I also started thinking about this island of trash as a metaphor for the debris inside us. Perhaps the way we close ourselves off is inevitably connected to the way we close ourselves off from the environment and each other. In "Gyre," the island of plastic trash then became an isolated place that four characters land in order to examine their inner trash. It isn't until they clear away their own interior trash that they can actually see beyond themselves, connect to others and recognize the trash around them.
Collaboration is a big part of your creative process. How do your collaborators shape your creative process?
I bring collaborators into the process from the beginning. I feel that I am planting a seed and then allow the development of the ideas to grow with everyone.
It is like creating a community of people to explore the idea together. The process is shaped entirely by the interaction of everyone. The sharing of ideas — one idea leading to others.
Also, I am working with a form — merging dance and theater with the other artistic disciplines that we don't really have a road map for. Even the discovery of how these artistic elements come together is part of the process. We are all figuring it out together. I feel incredibly supported by every collaborator.
This iteration of 'Gyre' is the second of three for this particular work. Where are you going with the work and why develop it in this way over a number of years?
Last year one of our actors had to drop out very late in the process so we ended up spending the final part of a very important process sort of recovering from that.
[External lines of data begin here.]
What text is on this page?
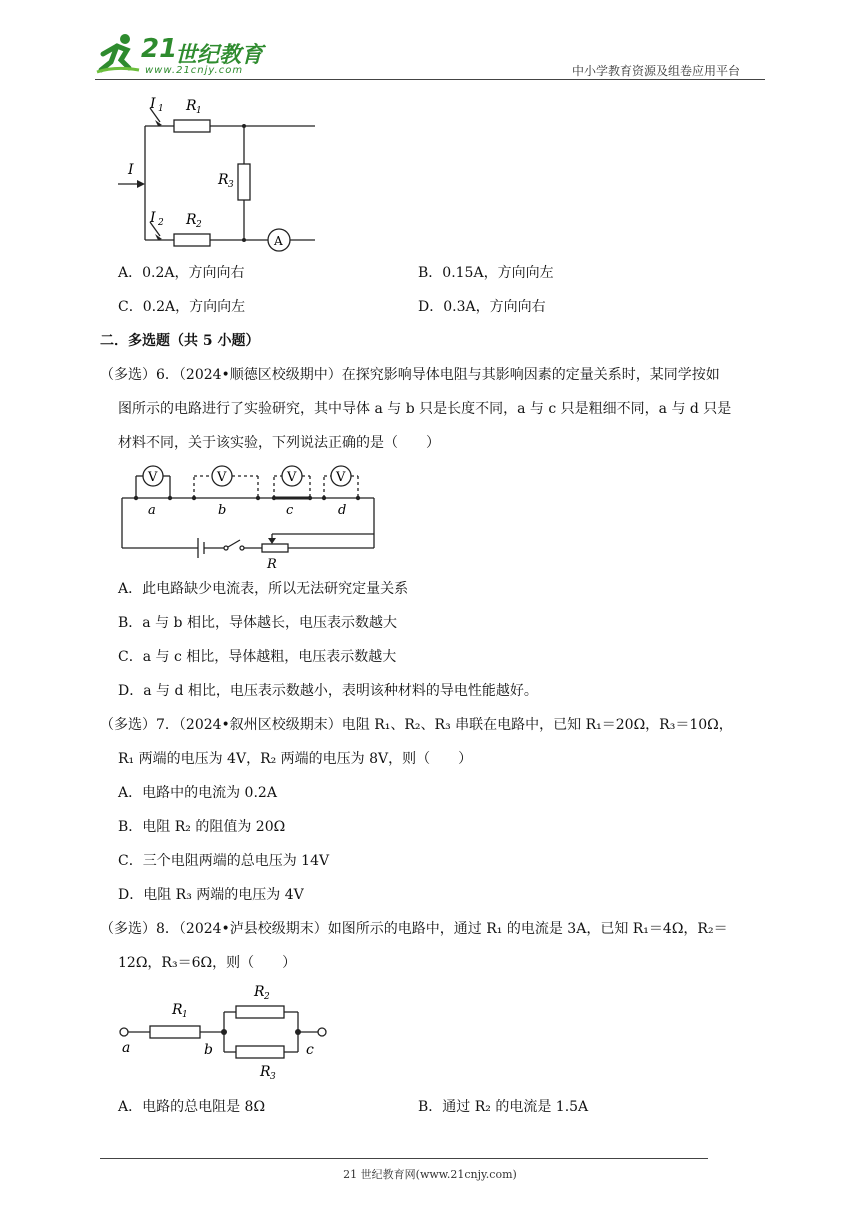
21
世纪教育
www.21cnjy.com	中小学教育资源及组卷应用平台
I 1 R 1
I
R 3
I 2 R 2
A
A．0.2A，方向向右	B．0.15A，方向向左
C．0.2A，方向向左	D．0.3A，方向向右
二．多选题（共 5 小题）
（多选）6．（2024•顺德区校级期中）在探究影响导体电阻与其影响因素的定量关系时，某同学按如
图所示的电路进行了实验研究，其中导体 a 与 b 只是长度不同，a 与 c 只是粗细不同，a 与 d 只是
材料不同，关于该实验，下列说法正确的是（　　）
V	V	V	V
a	b	c	d
R
A．此电路缺少电流表，所以无法研究定量关系
B．a 与 b 相比，导体越长，电压表示数越大
C．a 与 c 相比，导体越粗，电压表示数越大
D．a 与 d 相比，电压表示数越小，表明该种材料的导电性能越好。
（多选）7．（2024•叙州区校级期末）电阻 R₁、R₂、R₃ 串联在电路中，已知 R₁＝20Ω，R₃＝10Ω，
R₁ 两端的电压为 4V，R₂ 两端的电压为 8V，则（　　）
A．电路中的电流为 0.2A
B．电阻 R₂ 的阻值为 20Ω
C．三个电阻两端的总电压为 14V
D．电阻 R₃ 两端的电压为 4V
（多选）8．（2024•泸县校级期末）如图所示的电路中，通过 R₁ 的电流是 3A，已知 R₁＝4Ω，R₂＝
12Ω，R₃＝6Ω，则（　　）
R 1
R 2
R 3
a	b	c
A．电路的总电阻是 8Ω	B．通过 R₂ 的电流是 1.5A
21 世纪教育网(www.21cnjy.com)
I felt like it really short-changed what I was wanting to find out about this so I've decided to make it a three-year project.
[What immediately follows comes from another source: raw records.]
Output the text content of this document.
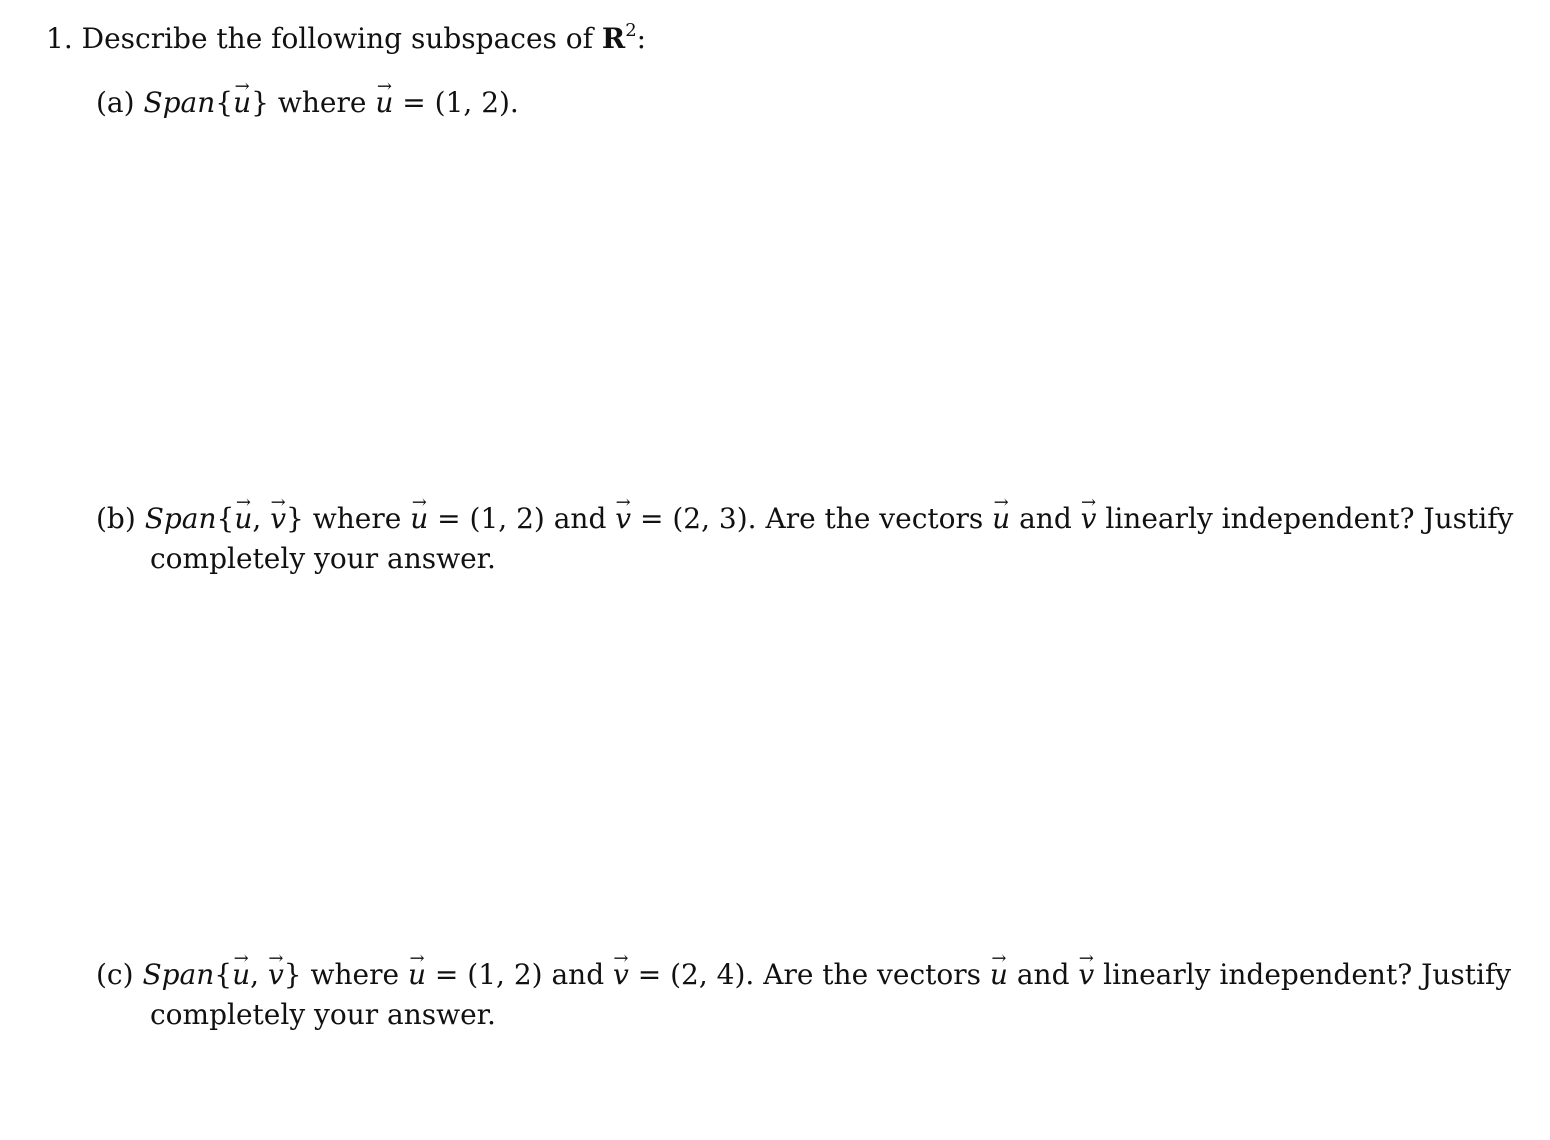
1. Describe the following subspaces of $R^2$:
(a) Span{→ u} where → u = (1, 2).
(b) Span{→ u, → v} where → u = (1, 2) and → v = (2, 3). Are the vectors → u and → v linearly independent? Justify
completely your answer.
(c) Span{→ u, → v} where → u = (1, 2) and → v = (2, 4). Are the vectors → u and → v linearly independent? Justify
completely your answer.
Also, I have made many evening-length works that have only been performed for one season. I decided I wanted to take more time to develop a major work.
In this round, we have really cracked open what the characters' stories are and have deepened our understanding of the metaphors we are exploring. I am excited about bringing together an artistic process that engages in current issues.
For the third development, I would like to present this work in a very large space as an installation that surrounds the audience and the work.